Students at Campbell Elementary learn that even though they are just kids, they can still change the world. Fourth graders in Serena Ascough’s class gave a presentation at a school board meeting on Monday about how their school went green and they challenged others to do the same.
After a performance of the “national anthem” by singers from grades three through five, fourth-grader Braxton Shell challenged the board to pitch his class ideas throughout RE-1.
“It will help our school and our communities,” he said.
He shared that when the students read a story about recycling and Ascough told them how she collected cans when she was in fourth grade, they realized there’s a lot of things they don’t. not notice who are wrong in this world and they decided to take action and help their school become better than ever.
“We learned that our world could be mostly trash, and we saw a lot of trash in the hallways and outside,” the students said in a PowerPoint presentation.
Ascough told the students they could pitch an idea to become eco-friendly, but they had to persuade Campbell principal Brenda Kloberdanz. She then gave a project to write a letter to Kloberdanz.
Student ideas included a recycling program, clean-up day, healthy food, eco-bears, a school garden run by student volunteers, a clean-up crew and eco-friendly lighting.
Kloberdanz has taken students’ ideas and considered them and the school has already implemented some of them, including a clean-up day last week with students, parents and volunteers. However, Shell said they may need the money to get some of their other ideas off the ground.
“What’s amazing is that all of this is done from one point, the world needs to become a more eco-friendly environment,” Schell said.
Some of his classmates sent in Google forms and found that 107 out of 149 people surveyed said they save electric power, 105 out of 149 said school lights should be replaced with LED lights, 88 % of respondents said they would like to recycle and garden clubs and 129 people said they would recycle if there were suitable containers in the classrooms. In addition, 150 out of 157 people, or almost 96%, said they would recycle paper and plastic and 136 out of 146 people said the school needed a cleaning day, “because our janitors are great at what they do, but sometimes we all need help. .”
“It shows that our school is keen to make a difference and go green, please consider our ideas and put them into action, say yes and put them into action to save the world from waste,” he told the advice.
Shell was then joined by classmates, Alisha Barker, Liam Wynne, Joanna Wu, Layton Miller, Ariya Loos, Liam Carleton and Lily Garcia, who explained how they use recycled materials to make baby tigers to place in any school. They’ve been working on the tigers for a month now.
Their inspiration came after seeing the Ascough Tiger Course done last year in the hallway and they decided they wanted to do one themselves. Ascough decided that this year’s class should make their own tigers, but in small groups. Instead of one big tiger, the class is working on six cubs because they want them to model the “Campbell Tiger Cubs” to inspire students to have Tiger Pride in their school.
For the first stage of the project, Ascough told her students to source recycled materials and supplies like plastic bottles, paper, toilet paper rolls, newspapers, paper towel rolls, cardboard of eggs and boxes of all sizes. They then selected the 100% recycled materials they would need.
“We thought this would be a great way to recycle/reuse materials as we read about in Module 8 and Reading 9,” the students said.

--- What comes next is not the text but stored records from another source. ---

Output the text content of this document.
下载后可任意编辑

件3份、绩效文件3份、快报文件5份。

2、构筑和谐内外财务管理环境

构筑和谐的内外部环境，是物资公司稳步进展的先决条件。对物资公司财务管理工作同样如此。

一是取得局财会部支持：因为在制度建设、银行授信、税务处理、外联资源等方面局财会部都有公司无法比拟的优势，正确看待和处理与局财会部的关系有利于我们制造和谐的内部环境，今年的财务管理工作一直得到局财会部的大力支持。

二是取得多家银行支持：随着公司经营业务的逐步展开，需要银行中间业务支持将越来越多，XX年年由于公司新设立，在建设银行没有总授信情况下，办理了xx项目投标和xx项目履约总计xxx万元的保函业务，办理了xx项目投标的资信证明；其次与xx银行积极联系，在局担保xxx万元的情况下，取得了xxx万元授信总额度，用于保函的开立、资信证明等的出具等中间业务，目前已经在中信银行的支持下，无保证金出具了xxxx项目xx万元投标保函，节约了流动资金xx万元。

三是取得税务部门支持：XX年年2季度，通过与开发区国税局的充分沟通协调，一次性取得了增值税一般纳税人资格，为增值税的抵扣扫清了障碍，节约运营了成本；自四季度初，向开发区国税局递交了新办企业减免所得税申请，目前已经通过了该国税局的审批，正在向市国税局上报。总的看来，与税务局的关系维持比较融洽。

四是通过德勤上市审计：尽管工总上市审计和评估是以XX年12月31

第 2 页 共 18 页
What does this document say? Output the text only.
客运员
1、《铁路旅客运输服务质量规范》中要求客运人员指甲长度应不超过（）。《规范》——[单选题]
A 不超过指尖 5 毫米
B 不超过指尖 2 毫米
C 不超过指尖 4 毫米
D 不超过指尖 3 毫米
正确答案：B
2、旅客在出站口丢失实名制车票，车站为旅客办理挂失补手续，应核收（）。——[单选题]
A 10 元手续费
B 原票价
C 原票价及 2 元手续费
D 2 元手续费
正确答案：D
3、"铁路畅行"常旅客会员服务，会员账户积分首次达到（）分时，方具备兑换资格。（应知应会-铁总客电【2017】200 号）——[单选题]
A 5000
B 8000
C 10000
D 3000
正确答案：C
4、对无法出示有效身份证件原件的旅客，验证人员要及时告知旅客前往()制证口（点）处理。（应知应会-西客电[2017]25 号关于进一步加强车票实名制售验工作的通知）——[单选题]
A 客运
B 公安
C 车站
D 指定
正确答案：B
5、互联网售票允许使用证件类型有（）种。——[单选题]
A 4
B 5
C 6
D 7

Once they had gathered the supplies, the students got into groups and decided on the poses for the tigers, then drew their pose as a blueprint. Each pose had to look like a typical Campbell’s Tiger Cub. Students created tigers that: play physical education, assist the nurse, encourage students to reflect on their actions, reflect and use a growth mindset, read a book and research on their Chromebook .
When assembling the tigers, the students used masking tape to create tiger shapes according to their plans. The bodies are made of things like milk jugs and coffee cans and the arms, legs and tail are TP tubes.
“We saved books and books of trash from the landfill!” said the students.
Then they learned the ratios and used that knowledge to mix their glue mix – a 1:2 mixture of water and Elmer’s glue. Next, the students applied two layers of papier-mâché, all created from recycled newspaper, to the tiger to make it sturdier.
Finally, they painted the tigers using donated paint and brushes. First they painted the base orange, then they painted the details, such as the white underbelly, facial features, and stripes. Throughout this process, they have learned how important it is to plan their steps.
The mission of the project was to inspire Campbell students to recognize that they can come up with big ideas and act like a good Tiger Cub.
Ascough said the students learned many skills throughout the project. They even edited the slideshows that were presented at the meeting, helping them develop their literacy and technology skills.
“I just really wanted to show them that they can change the world and they can make things happen,” she said.
Steve Shinn thanked everyone who participated in Campbell’s Cleanup Day and encouraged the students to keep up the good work.